Однако ничего этого еще известно не было, когда с Наташей приходила проститься Аграфена Ильинична и плакала, предчувствуя разлуку по всей вероятности вечную. Императрицей было приказано отправляться Наталье Петровне в далекий Томск.
Сборы были ее недолгими, но расставание — горьким. Отец, приемный ее отец, так и не смог простить ей того огорчения и дворцового охлаждения, которое она принесла ему. Мать только плакала. Брата своего она не увидела, а более никто не пришел с ней проститься. Но при всех печалях Наташа не унывала. В ней появилась особая сила, внутреннее спокойствие. Испытания укрепили ее. Проведя столько времени одна в заключении, она не сломалась, не сделалась несчастной. Она ждала, терпела — и была вознаграждена уверенностью, родившейся в ней, силой духа и надеждами на лучшее.
Ехать ей предстояло с одной только служанкой, которую разрешили ей взять с собой и то лишь потому, что ей предстояло отныне оказаться только в обществе мужчин — своих конвоиров. Ничего более о своем пути и о жизни в месте отныне ей предназначенном она пока не знала.
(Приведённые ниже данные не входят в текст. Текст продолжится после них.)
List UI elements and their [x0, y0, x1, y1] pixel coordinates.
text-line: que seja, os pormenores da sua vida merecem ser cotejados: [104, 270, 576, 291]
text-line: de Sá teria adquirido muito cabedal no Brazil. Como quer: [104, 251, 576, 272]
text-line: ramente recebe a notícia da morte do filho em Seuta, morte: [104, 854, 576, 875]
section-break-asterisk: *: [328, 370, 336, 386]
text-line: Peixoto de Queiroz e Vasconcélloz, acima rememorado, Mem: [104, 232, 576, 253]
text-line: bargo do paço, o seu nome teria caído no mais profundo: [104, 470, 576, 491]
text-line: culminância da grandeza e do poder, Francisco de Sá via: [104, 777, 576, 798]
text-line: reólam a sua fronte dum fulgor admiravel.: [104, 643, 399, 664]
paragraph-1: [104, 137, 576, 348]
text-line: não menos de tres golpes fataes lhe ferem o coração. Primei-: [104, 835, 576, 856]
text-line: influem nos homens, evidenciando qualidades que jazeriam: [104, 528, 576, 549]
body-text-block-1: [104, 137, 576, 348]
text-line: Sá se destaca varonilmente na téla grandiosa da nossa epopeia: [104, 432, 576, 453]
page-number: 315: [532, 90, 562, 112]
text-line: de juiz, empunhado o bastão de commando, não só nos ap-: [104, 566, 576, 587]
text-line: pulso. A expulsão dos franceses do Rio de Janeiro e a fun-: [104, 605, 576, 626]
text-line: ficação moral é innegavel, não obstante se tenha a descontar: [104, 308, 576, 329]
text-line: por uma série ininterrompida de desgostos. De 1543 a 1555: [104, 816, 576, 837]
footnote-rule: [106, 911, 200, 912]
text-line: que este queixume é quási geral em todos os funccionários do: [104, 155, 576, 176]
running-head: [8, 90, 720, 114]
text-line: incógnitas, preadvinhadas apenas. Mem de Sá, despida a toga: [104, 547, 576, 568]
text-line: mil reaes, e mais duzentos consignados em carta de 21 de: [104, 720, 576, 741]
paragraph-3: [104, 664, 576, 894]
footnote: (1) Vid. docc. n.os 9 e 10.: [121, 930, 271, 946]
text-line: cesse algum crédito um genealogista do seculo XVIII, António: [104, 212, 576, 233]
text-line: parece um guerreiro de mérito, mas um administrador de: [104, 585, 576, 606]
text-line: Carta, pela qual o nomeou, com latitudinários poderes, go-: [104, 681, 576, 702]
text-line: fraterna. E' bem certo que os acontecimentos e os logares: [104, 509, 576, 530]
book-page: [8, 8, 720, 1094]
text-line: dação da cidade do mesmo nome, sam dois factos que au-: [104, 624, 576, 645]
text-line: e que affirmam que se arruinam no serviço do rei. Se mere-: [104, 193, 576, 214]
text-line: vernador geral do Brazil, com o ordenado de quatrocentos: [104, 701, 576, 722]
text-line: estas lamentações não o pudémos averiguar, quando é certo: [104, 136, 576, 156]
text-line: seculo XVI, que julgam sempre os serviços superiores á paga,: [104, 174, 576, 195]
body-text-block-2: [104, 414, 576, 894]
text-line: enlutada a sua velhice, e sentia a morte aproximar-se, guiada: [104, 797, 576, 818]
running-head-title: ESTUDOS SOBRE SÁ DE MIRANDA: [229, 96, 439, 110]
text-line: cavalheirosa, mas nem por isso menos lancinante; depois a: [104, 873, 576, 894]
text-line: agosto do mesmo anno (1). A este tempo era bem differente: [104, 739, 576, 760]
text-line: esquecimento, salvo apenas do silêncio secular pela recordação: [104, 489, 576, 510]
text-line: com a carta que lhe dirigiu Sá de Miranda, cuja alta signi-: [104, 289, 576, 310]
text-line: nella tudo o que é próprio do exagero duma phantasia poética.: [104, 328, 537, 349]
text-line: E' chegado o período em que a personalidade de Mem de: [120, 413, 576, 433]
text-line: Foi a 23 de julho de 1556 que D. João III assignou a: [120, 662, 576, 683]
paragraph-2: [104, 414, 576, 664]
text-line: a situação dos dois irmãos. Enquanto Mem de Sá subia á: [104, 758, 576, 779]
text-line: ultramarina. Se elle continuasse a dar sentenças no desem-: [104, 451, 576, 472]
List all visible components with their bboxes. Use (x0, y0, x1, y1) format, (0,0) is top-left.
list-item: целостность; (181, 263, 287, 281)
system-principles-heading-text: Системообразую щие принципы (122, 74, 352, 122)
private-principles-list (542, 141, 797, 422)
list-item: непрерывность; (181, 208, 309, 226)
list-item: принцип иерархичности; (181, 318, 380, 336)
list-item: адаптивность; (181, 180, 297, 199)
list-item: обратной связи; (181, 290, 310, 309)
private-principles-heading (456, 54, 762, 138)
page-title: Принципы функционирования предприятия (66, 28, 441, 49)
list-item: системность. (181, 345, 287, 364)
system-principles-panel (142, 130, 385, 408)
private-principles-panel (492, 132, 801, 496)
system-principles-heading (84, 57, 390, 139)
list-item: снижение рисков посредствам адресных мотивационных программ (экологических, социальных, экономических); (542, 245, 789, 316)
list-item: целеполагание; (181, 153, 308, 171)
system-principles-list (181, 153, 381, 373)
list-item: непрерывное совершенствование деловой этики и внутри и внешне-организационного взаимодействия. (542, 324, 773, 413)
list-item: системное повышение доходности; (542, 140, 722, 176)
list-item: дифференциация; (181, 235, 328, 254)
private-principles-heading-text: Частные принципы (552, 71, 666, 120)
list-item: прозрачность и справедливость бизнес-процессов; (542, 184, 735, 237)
Первая остановка предстояла ей в небольшой деревеньке в десяти верстах от Москвы, где ее ждали Нарышкины. Выйдя из закрытой кареты, в которой ее везли, Наташа увидела Василия Федоровича, стоявшего рядом со станцией. Он кинулся к ней навстречу и ему никто не сделал препятствий. Он провел Наташу в станцию — темную избу с маленьким окошком — усадил ее и опустился рядом с нею.
— Как это возможно? — Наташа была поражена.
Она-то думала, что он давно позабыл о ней и даже если не забыл, то теперь их встреча абсолютно невозможна. Но вот он рядом — и девушка заплакала, впервые за долгие месяцы. Даже при расставании с матерью она не плакала.
— Милая моя, дорогая… — Василий целовал ей руки. — Я просил, я умолял и мне позволили… Позволили встретиться здесь с тобой и задать тебе только один вопрос…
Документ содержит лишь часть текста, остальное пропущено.